Our current model of driving places agency — or social responsibility — squarely on the shoulders of the driver. If you’re operating a vehicle, you’re responsible for what that vehicle does. Hit a squadron of school kids because you were reading a text? That’s on you. Drive under the influence of alcohol and plow into oncoming traffic? You’re going to jail (if you survive, of course).
But autonomous vehicles relieve drivers of that agency, replacing it with algorithms that respond according to pre-determined rules. Exactly how those rules are determined, of course, is where the messy bits show up. In a modified version of the Trolley Problem, imagine you’re cruising along in your autonomous vehicle, when a team of Pokemon Go playing kids runs out in front of your car. Your vehicle has three choices: Swerve left into oncoming traffic, which will almost certainly kill you. Swerve right across a sidewalk and you dive over an embankment, where the fall will most likely kill you. Or continue straight ahead, which would save your life, but most likely kill a few kids along the way.
What to do? Well if you had been driving, I’d wager your social and human instincts may well kick in, and you’d swerve to avoid the kids. I mean, they’re kids, right?!
But Mercedes Benz, which along with just about every other auto manufacturer runs an advanced autonomous driving program, has made a different decision: It will plow right into the kids. Why? Because Mercedes is a brand that for more than a century has meant safety, security, and privilege for its customers.

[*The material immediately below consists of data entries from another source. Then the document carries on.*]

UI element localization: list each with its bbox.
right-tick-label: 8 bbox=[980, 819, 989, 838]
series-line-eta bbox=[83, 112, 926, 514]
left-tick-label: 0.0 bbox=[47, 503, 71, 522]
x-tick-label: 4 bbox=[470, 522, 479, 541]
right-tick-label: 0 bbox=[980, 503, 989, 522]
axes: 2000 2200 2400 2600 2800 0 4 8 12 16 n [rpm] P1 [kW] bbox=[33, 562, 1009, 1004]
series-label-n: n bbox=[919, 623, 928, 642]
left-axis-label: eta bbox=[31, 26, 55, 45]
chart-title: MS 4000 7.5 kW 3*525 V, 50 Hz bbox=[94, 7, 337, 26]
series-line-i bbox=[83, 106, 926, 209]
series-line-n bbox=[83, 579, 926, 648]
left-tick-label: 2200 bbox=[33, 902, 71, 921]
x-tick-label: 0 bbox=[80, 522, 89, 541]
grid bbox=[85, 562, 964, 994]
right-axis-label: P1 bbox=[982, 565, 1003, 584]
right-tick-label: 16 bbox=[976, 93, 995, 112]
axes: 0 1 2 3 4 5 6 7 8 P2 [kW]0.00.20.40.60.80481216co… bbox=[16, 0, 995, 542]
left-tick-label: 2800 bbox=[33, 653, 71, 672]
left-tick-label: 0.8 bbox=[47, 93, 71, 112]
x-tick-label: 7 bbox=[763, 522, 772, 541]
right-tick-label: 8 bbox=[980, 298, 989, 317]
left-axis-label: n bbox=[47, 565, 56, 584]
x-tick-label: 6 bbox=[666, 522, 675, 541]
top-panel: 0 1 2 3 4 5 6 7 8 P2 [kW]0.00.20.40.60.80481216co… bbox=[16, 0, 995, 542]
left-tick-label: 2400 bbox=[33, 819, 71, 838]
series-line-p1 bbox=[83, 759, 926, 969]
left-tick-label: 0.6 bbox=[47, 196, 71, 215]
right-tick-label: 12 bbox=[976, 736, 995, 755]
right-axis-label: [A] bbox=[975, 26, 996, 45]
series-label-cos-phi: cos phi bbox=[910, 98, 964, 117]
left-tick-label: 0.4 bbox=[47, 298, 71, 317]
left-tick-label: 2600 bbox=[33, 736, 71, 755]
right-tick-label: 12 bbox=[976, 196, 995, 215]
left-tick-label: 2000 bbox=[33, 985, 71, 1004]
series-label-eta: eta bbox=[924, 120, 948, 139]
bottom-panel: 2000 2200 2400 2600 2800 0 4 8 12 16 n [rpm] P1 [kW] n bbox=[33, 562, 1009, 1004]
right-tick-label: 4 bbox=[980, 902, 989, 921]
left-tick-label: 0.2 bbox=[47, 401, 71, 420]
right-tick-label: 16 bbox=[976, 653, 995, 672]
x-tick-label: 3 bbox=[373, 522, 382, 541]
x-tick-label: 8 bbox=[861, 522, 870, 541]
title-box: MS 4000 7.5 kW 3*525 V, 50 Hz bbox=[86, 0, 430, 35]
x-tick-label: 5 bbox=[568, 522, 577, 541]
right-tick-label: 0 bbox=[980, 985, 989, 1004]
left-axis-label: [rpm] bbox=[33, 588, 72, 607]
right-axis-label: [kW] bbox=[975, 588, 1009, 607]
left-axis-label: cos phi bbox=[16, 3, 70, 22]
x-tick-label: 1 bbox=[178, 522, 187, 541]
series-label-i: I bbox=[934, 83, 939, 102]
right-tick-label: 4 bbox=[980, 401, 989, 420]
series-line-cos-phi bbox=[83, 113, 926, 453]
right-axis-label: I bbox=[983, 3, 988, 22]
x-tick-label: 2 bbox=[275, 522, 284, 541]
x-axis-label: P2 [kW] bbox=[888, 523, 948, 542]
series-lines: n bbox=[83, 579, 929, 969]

So its automated software will chose to protect its passengers above all others. And let’s be honest — who wants to buy an autonomous car that might choose to kill you in any given situation?
It’s pretty easy to imagine that every single automaker will adopt Mercedes’ philosophy. Where does that leave us? A fleet of autonomous robot killers, all making decisions that favor their individual customers over societal good? It sounds far fetched, but spend some time considering this scenario, and it becomes abundantly clear that we have a lot more planning to do before we can unleash this new form of robot agency on the world. It’s messy, difficult work, and it most likely requires we rethink core assumptions about how roads are built, whether we need (literal) guardrails to protect us, and whether (or what kind of) cars should even be allowed near pedestrians and inside congested city centers. In short, we most likely need an entirely new plan for transit, one that deeply rethinks the role automobiles play in our lives.
That’s going to take at least a generation. And as President Obama noted at a technology event last week, it’s going to take government.
…government will never run the way Silicon Valley runs because, by definition, democracy is messy. This is a big, diverse country with a lot of interests and a lot of disparate points of view. And part of government’s job, by the way, is dealing with problems that nobody else wants to deal with. — President Obama
Governance takes time. The real world is generally a lot messier than the world of our technological dreams. When we imagine a world of self-driving cars, we imagine that only one thing changes: the driver shifts from a human to a generally competent AI. Everything else stays the same: The cars drive on the same roads, follow the same rules, and act just like they did when humans were in charge of them. But I’m not convinced that vision holds. Are you?